II - Un vœu éternel


        Erika avait l'impression d'émerger d'un cauchemar. C'était constamment le cas depuis le moment où elle avait rouvert les yeux sur le monde en sentant le poids de son cœur vide en elle.

Elle identifiait sans peine la surface sur laquelle elle était étendue, un matelas en mousse duveteuse récoltée dans les contrées de Sahakalla. Cette dernière donnait au corps l'illusion de s'enfoncer dans un nuage. Une délicate odeur de patchouli, reconnue pour ses propriétés apaisantes, l'enveloppait comme le parfum d'une mère.

Elle n'éprouvait aucun désir de se réveiller. Elle savait ce qui l'attendait : le trou, l'abîme, dès l'instant où elle reviendrait à la conscience. Elle aurait voulu pouvoir elle-même se transformer en nuage et s'étirer dans le ciel... légère... légère... jusqu'à s'effilocher et disparaître.

La vie n'était pas ainsi faite.

Erika prit une grande inspiration et ouvrit les yeux.

Comme elle s'en doutait, elle se trouvait à l'infirmerie. Le plafond en plâtre ivoire s'étalait au-dessus d'elle, et dans sa vaste coupole s'organisaient des rosaces et des festons de fleurs. Tout était calme. Les rideaux blancs qui encadraient son lit étaient tirés, quoi qu'elle n'entendît aucun signe d'un autre malade à part elle. Elle tourna la tête en sentant une chaleur sur un côté de son visage : c'était la lumière du soleil qui entrait par les grandes baies vitrées. Comme c'est étrange, pensa–t–elle en faisant jouer les rayons sur sa main pâle. Un phénomène si naturel que son corps peinait à reconnaître... Elle avait disparu sept ans.

Sa gorge se noua. Elle se sentit gagnée par une atroce solitude.

À travers l'interstice d'un rideau, elle retrouvait des fragments de cette pièce trop surréelle pour s'apparenter à l'architecture humaine. Sur des étagères lobées, semblables à des récifs coraliens, étaient disposés des pierres de guérison et récipients contenant poudres et liquides multicolores. Des instruments, qu'elle avait autrefois jugés bizarres, étaient scellés à l'intérieur d'une bulle de verre. Partout dans cet environnement pittoresque entrait et pleuvait la lumière qui se reflétait sur le marbre rose des colonnes en spirale et sur le bassin à l'eau de lagune.

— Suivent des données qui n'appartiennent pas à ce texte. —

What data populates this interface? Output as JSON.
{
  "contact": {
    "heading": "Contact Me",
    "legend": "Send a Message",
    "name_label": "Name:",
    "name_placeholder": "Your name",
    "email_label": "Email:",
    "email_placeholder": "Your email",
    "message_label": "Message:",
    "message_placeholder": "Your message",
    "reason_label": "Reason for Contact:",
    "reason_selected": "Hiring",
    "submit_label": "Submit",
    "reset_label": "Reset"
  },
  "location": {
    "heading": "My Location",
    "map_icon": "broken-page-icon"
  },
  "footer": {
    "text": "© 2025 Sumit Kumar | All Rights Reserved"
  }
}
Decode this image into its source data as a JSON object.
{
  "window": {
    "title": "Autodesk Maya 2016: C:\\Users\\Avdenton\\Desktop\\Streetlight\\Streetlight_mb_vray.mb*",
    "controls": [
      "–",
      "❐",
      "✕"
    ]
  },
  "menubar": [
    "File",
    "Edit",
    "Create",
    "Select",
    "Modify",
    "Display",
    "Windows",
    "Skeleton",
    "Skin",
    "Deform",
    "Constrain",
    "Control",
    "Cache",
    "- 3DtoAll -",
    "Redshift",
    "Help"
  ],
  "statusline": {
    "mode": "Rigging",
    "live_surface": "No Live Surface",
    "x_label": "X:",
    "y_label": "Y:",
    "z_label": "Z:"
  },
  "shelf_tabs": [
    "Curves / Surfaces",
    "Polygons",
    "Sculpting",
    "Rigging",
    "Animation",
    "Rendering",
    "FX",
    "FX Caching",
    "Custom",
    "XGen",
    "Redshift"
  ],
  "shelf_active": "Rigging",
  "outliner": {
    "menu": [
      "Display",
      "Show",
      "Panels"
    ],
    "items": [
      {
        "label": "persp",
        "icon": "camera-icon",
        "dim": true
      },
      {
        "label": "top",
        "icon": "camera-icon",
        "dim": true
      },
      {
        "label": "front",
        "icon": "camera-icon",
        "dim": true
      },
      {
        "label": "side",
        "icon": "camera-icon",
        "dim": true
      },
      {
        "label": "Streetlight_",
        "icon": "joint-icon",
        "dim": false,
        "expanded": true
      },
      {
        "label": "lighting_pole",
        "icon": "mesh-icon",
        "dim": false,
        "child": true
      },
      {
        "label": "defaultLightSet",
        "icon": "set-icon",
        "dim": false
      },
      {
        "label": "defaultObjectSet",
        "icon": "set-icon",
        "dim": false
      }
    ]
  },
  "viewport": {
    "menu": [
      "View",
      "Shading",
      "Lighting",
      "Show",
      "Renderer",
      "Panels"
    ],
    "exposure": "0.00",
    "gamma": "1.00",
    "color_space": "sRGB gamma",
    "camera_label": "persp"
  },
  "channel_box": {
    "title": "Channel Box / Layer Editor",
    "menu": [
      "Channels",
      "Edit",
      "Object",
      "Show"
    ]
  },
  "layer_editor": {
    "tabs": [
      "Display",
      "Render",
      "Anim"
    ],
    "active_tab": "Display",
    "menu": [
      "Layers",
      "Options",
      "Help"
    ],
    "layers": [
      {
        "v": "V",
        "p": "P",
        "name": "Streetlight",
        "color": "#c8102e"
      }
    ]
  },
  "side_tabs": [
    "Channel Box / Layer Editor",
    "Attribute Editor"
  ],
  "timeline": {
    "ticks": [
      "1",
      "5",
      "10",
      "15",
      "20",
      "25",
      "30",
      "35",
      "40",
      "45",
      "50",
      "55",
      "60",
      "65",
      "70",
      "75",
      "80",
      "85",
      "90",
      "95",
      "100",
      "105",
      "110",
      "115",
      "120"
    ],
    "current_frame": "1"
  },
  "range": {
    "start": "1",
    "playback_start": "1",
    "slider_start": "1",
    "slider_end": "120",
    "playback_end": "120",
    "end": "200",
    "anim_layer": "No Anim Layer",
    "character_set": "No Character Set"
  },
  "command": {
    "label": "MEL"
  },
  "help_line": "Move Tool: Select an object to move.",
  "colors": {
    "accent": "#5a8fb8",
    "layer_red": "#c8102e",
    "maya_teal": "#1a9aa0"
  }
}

Cet endroit lui donnait envie de vomir. C'était là qu'on l'avait emmenée quand elle gisait sur les dalles glacées de la Salle du Cristal. Là qu'elle avait regardé autour d'elle, observé les changements dans une hébétude maladive. Là qu'elle avait demandé où était Valkyon et que, le front fuyant, chacun avait esquivé sa question jusqu'à ce que Hua, sainte Hua, prononce : « Il est mort, Eri'. »

Des minutes plus tard, quand le rideau bruissa délicatement, Erika regardait à travers la fenêtre les jardins qui n'avaient jamais été si épanouis.

« Pourquoi, Ewe' ? » prononça–t–elle.

Sa voix rauque lui donnait l'impression d'empoisonner cet endroit.

« Hua a raison, lui fut-il doucement répondu. La vengeance n'est pas la solution à tous les maux. »

Elle ferma les yeux et lutta contre les larmes de rage qui envahissaient ses paupières.

« Regarde-moi, Erika. »

Le temps parut se suspendre quand elle fit volte face. Deux grands yeux clairs et délicats entrèrent dans les siens. Erika avait toujours été impressionnée par Eweleïn. Elle aimait autrefois la comparer à une forêt, en raison de sa voix profonde qui rappelait le frémissement des grands chênes, et de sa peau sans grain, si proche de la couleur du lichen, qui respirait la fraîcheur des jeunes bourgeons. Les reflets mercure qui chatoyaient dans sa longue chevelure rappelaient le cours d'un ruisseau quand le soir s'y reflète la lune. Sept années n'avaient pas suffi à égratigner son charme ; son bonheur, même, n'avait fait que vernir sa beauté.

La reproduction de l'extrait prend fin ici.